Building relationships is the key to classroom management. I am a firm believer in this basic foundation of sound teaching. Knowing the goals and interests of your students and tailor-making your lesson plans to engage with their unique learning styles makes any job of an educator easier in the long run when students exit your classroom with a stronger academic foothold and sense of citizenship. However, what no one prepared me for is one of the biggest roadblocks in education and engagement: multiple Chromebook tabs and the cellphone. 

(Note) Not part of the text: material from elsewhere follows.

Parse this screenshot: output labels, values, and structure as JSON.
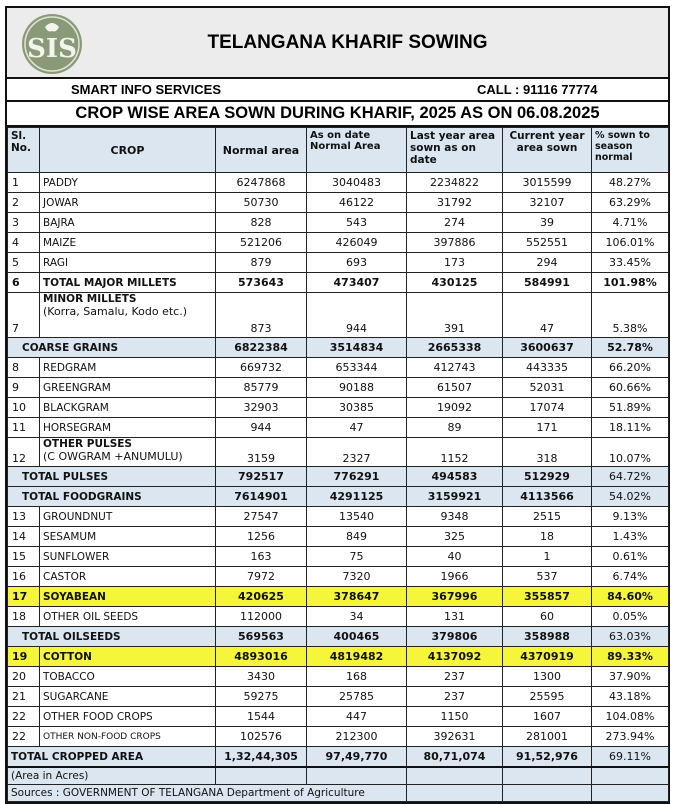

Technology in the classroom is supposed to make note-taking easier, make finding answers to questions quicker and give students the ability to access multiple resources with a couple of keystrokes. You don’t have to go to the library to access news articles, academic articles or differing viewpoints on topics, you can flip open your Chromebook and access all of that information within a 45-minute lesson. However, you can also access Snapchat, Instagram, Youtube, the addicting snake game and even different sports games that are going on in the world. I have had to stop multiple students from accessing football games while I’m talking about Social Studies topics. The solution is not to ask students to put all technology away and keep your classroom a device-free zone. Most jobs after our students graduate high school involve devices and tech tools, we need to teach students how to use it responsibly. 

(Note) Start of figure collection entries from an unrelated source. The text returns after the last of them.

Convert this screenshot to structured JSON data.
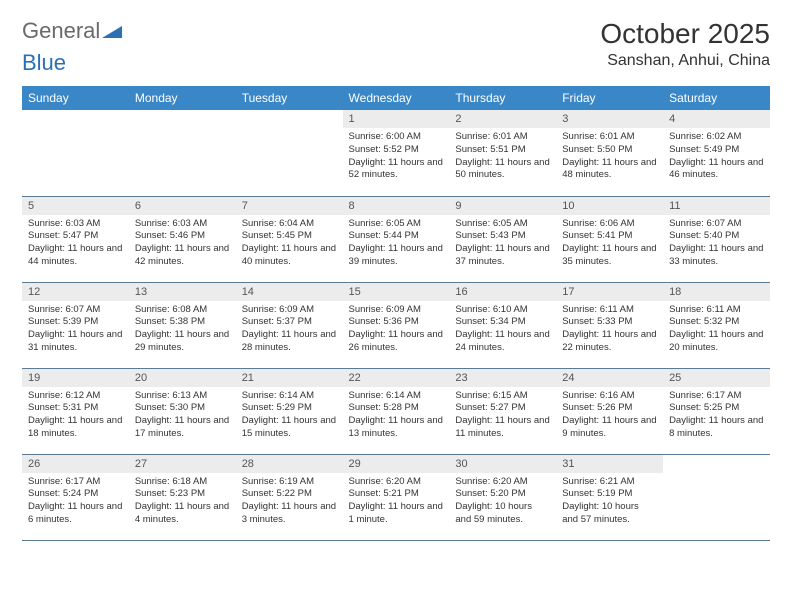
{
  "logo": {
    "text_a": "General",
    "text_b": "Blue"
  },
  "title": "October 2025",
  "location": "Sanshan, Anhui, China",
  "colors": {
    "header_bg": "#3a87c7",
    "header_text": "#ffffff",
    "daynum_bg": "#ececec",
    "border": "#5a7a95",
    "logo_gray": "#6a6a6a",
    "logo_blue": "#2b6fb5",
    "body_text": "#333333",
    "page_bg": "#ffffff"
  },
  "weekdays": [
    "Sunday",
    "Monday",
    "Tuesday",
    "Wednesday",
    "Thursday",
    "Friday",
    "Saturday"
  ],
  "weeks": [
    [
      {
        "day": "",
        "lines": []
      },
      {
        "day": "",
        "lines": []
      },
      {
        "day": "",
        "lines": []
      },
      {
        "day": "1",
        "lines": [
          "Sunrise: 6:00 AM",
          "Sunset: 5:52 PM",
          "Daylight: 11 hours and 52 minutes."
        ]
      },
      {
        "day": "2",
        "lines": [
          "Sunrise: 6:01 AM",
          "Sunset: 5:51 PM",
          "Daylight: 11 hours and 50 minutes."
        ]
      },
      {
        "day": "3",
        "lines": [
          "Sunrise: 6:01 AM",
          "Sunset: 5:50 PM",
          "Daylight: 11 hours and 48 minutes."
        ]
      },
      {
        "day": "4",
        "lines": [
          "Sunrise: 6:02 AM",
          "Sunset: 5:49 PM",
          "Daylight: 11 hours and 46 minutes."
        ]
      }
    ],
    [
      {
        "day": "5",
        "lines": [
          "Sunrise: 6:03 AM",
          "Sunset: 5:47 PM",
          "Daylight: 11 hours and 44 minutes."
        ]
      },
      {
        "day": "6",
        "lines": [
          "Sunrise: 6:03 AM",
          "Sunset: 5:46 PM",
          "Daylight: 11 hours and 42 minutes."
        ]
      },
      {
        "day": "7",
        "lines": [
          "Sunrise: 6:04 AM",
          "Sunset: 5:45 PM",
          "Daylight: 11 hours and 40 minutes."
        ]
      },
      {
        "day": "8",
        "lines": [
          "Sunrise: 6:05 AM",
          "Sunset: 5:44 PM",
          "Daylight: 11 hours and 39 minutes."
        ]
      },
      {
        "day": "9",
        "lines": [
          "Sunrise: 6:05 AM",
          "Sunset: 5:43 PM",
          "Daylight: 11 hours and 37 minutes."
        ]
      },
      {
        "day": "10",
        "lines": [
          "Sunrise: 6:06 AM",
          "Sunset: 5:41 PM",
          "Daylight: 11 hours and 35 minutes."
        ]
      },
      {
        "day": "11",
        "lines": [
          "Sunrise: 6:07 AM",
          "Sunset: 5:40 PM",
          "Daylight: 11 hours and 33 minutes."
        ]
      }
    ],
    [
      {
        "day": "12",
        "lines": [
          "Sunrise: 6:07 AM",
          "Sunset: 5:39 PM",
          "Daylight: 11 hours and 31 minutes."
        ]
      },
      {
        "day": "13",
        "lines": [
          "Sunrise: 6:08 AM",
          "Sunset: 5:38 PM",
          "Daylight: 11 hours and 29 minutes."
        ]
      },
      {
        "day": "14",
        "lines": [
          "Sunrise: 6:09 AM",
          "Sunset: 5:37 PM",
          "Daylight: 11 hours and 28 minutes."
        ]
      },
      {
        "day": "15",
        "lines": [
          "Sunrise: 6:09 AM",
          "Sunset: 5:36 PM",
          "Daylight: 11 hours and 26 minutes."
        ]
      },
      {
        "day": "16",
        "lines": [
          "Sunrise: 6:10 AM",
          "Sunset: 5:34 PM",
          "Daylight: 11 hours and 24 minutes."
        ]
      },
      {
        "day": "17",
        "lines": [
          "Sunrise: 6:11 AM",
          "Sunset: 5:33 PM",
          "Daylight: 11 hours and 22 minutes."
        ]
      },
      {
        "day": "18",
        "lines": [
          "Sunrise: 6:11 AM",
          "Sunset: 5:32 PM",
          "Daylight: 11 hours and 20 minutes."
        ]
      }
    ],
    [
      {
        "day": "19",
        "lines": [
          "Sunrise: 6:12 AM",
          "Sunset: 5:31 PM",
          "Daylight: 11 hours and 18 minutes."
        ]
      },
      {
        "day": "20",
        "lines": [
          "Sunrise: 6:13 AM",
          "Sunset: 5:30 PM",
          "Daylight: 11 hours and 17 minutes."
        ]
      },
      {
        "day": "21",
        "lines": [
          "Sunrise: 6:14 AM",
          "Sunset: 5:29 PM",
          "Daylight: 11 hours and 15 minutes."
        ]
      },
      {
        "day": "22",
        "lines": [
          "Sunrise: 6:14 AM",
          "Sunset: 5:28 PM",
          "Daylight: 11 hours and 13 minutes."
        ]
      },
      {
        "day": "23",
        "lines": [
          "Sunrise: 6:15 AM",
          "Sunset: 5:27 PM",
          "Daylight: 11 hours and 11 minutes."
        ]
      },
      {
        "day": "24",
        "lines": [
          "Sunrise: 6:16 AM",
          "Sunset: 5:26 PM",
          "Daylight: 11 hours and 9 minutes."
        ]
      },
      {
        "day": "25",
        "lines": [
          "Sunrise: 6:17 AM",
          "Sunset: 5:25 PM",
          "Daylight: 11 hours and 8 minutes."
        ]
      }
    ],
    [
      {
        "day": "26",
        "lines": [
          "Sunrise: 6:17 AM",
          "Sunset: 5:24 PM",
          "Daylight: 11 hours and 6 minutes."
        ]
      },
      {
        "day": "27",
        "lines": [
          "Sunrise: 6:18 AM",
          "Sunset: 5:23 PM",
          "Daylight: 11 hours and 4 minutes."
        ]
      },
      {
        "day": "28",
        "lines": [
          "Sunrise: 6:19 AM",
          "Sunset: 5:22 PM",
          "Daylight: 11 hours and 3 minutes."
        ]
      },
      {
        "day": "29",
        "lines": [
          "Sunrise: 6:20 AM",
          "Sunset: 5:21 PM",
          "Daylight: 11 hours and 1 minute."
        ]
      },
      {
        "day": "30",
        "lines": [
          "Sunrise: 6:20 AM",
          "Sunset: 5:20 PM",
          "Daylight: 10 hours and 59 minutes."
        ]
      },
      {
        "day": "31",
        "lines": [
          "Sunrise: 6:21 AM",
          "Sunset: 5:19 PM",
          "Daylight: 10 hours and 57 minutes."
        ]
      },
      {
        "day": "",
        "lines": []
      }
    ]
  ]
}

I have had basic classroom rules since I have started teaching: be responsible, be respectful and be engaged. However, over time and with the aid of a graduate-level class I’m taking at the University of St. Francis (EEND675), I realize that I need tech rules in my classroom as well. 

Rule Number One: Put your cell phone away. You don’t need it on your desk. You don’t need it in your lap. You can zip it away in your bookbag. You don’t need to feel it vibrate. You are not trading stocks or writing an investigative journalism piece, the cell phone can wait, silently, in your backpack. I have about an 80% success rate with this rule in the classroom. Other students need constant reminders but they do put the cellphone away from sight once I remind them. 

Rule Number Two: Look to the daily agenda regarding Chromebook use. Every lesson in my class does not use a device. Sometimes you need your Chromebook and sometimes you don’t. We might even use it for 5 minutes for a quick Google Form check or for the whole period while you are researching for a project. Green means use the device, yellow means place it on your desk, and red means you don’t need it during today’s lesson. 

The Last Rule: If your Chromebook isn’t on you, you cannot use your cellphone. You need to be responsible for bringing your educational device fully charged, just like you remembered to bring your cell phone fully charged. Since a cell phone is not an educational device, you can use paper and a writing utensil, just like when I was in school and walked 5 miles in the snow to go anywhere, with no shoes too (add another old school reference for drama).

Hopefully, with these rules, responsible technology use can be shared amongst the teacher and students and an effective learning environment with tech tools will be an opportunity and not a hindrance.